Je prends le temps d'un bref examen de conscience.
"Honnêtement, Kingsley ? Non. Je me plierai à tes ordres, mais je ne pense pas qu'ils aient besoin de ta pression morale pour faire leur boulot", je m'avance, le cœur un peu battant, m'inquiétant de trop m'avancer, mais confortée par la conviction d'être sincère. "Et tout délai augmente la possibilité que quelqu'un les prévienne."
Il sourit pour la première fois avant de confirmer : "Bonne chance, Tonks."
"On a l'accord", j'annonce sobrement quand j'ai dissipé la bulle. Presque autant pour moi que pour Belcher au fond. Avoir l'accord n'est pas avoir un blanc-seing, je le mesure. Avoir l'accord ne me protégera que peu si je me plante. Et c'est vrai aussi pour Dawn et Oliver. Je leur dois que ça marche.
"Quand ?', s'informe Horacio, presque timidement.

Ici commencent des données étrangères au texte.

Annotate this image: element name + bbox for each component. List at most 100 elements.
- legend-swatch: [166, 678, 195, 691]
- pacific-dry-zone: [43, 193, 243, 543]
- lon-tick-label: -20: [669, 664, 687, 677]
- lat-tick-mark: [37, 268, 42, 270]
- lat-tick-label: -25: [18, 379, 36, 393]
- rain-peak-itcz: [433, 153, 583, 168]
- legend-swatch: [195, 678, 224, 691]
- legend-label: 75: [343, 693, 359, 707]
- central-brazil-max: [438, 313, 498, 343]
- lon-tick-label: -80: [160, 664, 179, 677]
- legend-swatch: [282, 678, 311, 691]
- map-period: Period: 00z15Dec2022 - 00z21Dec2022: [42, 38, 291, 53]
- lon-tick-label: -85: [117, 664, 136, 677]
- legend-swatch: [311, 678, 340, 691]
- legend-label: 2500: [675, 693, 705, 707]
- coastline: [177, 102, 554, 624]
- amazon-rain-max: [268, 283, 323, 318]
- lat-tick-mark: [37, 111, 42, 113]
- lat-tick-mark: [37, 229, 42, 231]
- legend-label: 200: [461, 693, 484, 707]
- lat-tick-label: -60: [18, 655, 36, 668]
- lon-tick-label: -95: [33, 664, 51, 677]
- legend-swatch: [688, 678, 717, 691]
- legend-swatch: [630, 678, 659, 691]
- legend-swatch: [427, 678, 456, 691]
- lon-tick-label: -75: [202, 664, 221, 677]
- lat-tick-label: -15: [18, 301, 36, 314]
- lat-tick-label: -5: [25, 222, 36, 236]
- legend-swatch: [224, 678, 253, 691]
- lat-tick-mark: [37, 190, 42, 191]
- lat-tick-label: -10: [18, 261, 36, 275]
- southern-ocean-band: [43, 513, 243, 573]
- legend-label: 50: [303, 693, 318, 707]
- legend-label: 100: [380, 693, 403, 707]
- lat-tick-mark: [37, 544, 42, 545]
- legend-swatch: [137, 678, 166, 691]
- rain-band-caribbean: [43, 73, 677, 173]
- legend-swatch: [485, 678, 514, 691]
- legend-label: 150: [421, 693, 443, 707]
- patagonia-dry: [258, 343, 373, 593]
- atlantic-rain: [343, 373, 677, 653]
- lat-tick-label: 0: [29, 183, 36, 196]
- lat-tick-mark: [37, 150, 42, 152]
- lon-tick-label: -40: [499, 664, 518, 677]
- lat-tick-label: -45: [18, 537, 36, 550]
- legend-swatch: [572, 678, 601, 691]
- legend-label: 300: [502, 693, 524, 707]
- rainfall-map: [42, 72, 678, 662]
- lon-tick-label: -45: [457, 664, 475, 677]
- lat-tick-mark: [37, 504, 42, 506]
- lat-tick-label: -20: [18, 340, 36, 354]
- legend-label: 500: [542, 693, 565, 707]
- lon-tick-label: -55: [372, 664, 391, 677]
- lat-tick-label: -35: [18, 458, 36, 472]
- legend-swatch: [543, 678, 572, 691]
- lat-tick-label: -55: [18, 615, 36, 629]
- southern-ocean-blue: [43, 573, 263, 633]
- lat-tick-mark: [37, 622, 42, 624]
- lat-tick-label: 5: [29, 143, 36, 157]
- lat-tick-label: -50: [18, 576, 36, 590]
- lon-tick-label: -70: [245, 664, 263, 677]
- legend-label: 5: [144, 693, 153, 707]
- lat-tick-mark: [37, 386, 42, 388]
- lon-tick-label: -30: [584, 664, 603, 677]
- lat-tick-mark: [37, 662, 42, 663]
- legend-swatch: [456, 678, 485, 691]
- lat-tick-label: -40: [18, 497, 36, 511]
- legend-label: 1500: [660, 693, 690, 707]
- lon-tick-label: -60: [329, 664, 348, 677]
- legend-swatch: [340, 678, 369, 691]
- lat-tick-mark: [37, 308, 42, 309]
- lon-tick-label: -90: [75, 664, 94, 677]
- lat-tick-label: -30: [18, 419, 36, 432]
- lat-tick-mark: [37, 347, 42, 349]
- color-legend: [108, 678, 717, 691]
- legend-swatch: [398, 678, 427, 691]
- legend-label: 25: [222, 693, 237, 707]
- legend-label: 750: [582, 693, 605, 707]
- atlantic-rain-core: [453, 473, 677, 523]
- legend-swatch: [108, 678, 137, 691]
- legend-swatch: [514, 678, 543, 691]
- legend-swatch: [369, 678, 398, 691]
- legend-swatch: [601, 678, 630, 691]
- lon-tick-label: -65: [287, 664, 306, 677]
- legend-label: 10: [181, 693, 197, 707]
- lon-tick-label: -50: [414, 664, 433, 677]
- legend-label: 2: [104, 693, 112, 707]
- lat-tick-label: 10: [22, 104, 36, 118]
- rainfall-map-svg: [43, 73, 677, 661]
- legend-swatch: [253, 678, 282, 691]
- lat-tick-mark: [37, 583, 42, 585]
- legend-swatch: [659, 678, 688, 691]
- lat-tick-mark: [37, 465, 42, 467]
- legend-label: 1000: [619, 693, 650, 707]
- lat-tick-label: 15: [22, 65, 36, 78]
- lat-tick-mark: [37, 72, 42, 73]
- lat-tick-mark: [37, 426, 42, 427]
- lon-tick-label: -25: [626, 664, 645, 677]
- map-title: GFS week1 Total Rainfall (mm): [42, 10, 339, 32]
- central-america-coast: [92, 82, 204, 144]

"Tout de suite", je lui livre en reprenant fermement mon miroir et en décidant de commencer par celui qui peut paraitre le maillon faible de cette affaire. Oliver Forrest.
Il répond immédiatement.
"De bonnes nouvelles, cheffe ?"
"La confirmation qui nous manquait sans doute. Tu es où ? À la Brigade ?", je questionne. Belcher, à mes côtés, fait semblant de ne pas écouter.
"Oui. Dawn vient juste de rentrer. Elle est en face de moi. Elle venait de t'appeler", il tient à me préciser. Et qu'Oliver prenne la peine de protéger ma meilleure amie de moi me prend salement aux tripes. Remus ou Albus peuvent tenir des heures sur la solitude du pouvoir, mais cette solitude-là, je ne suis pas certaine de l'assumer.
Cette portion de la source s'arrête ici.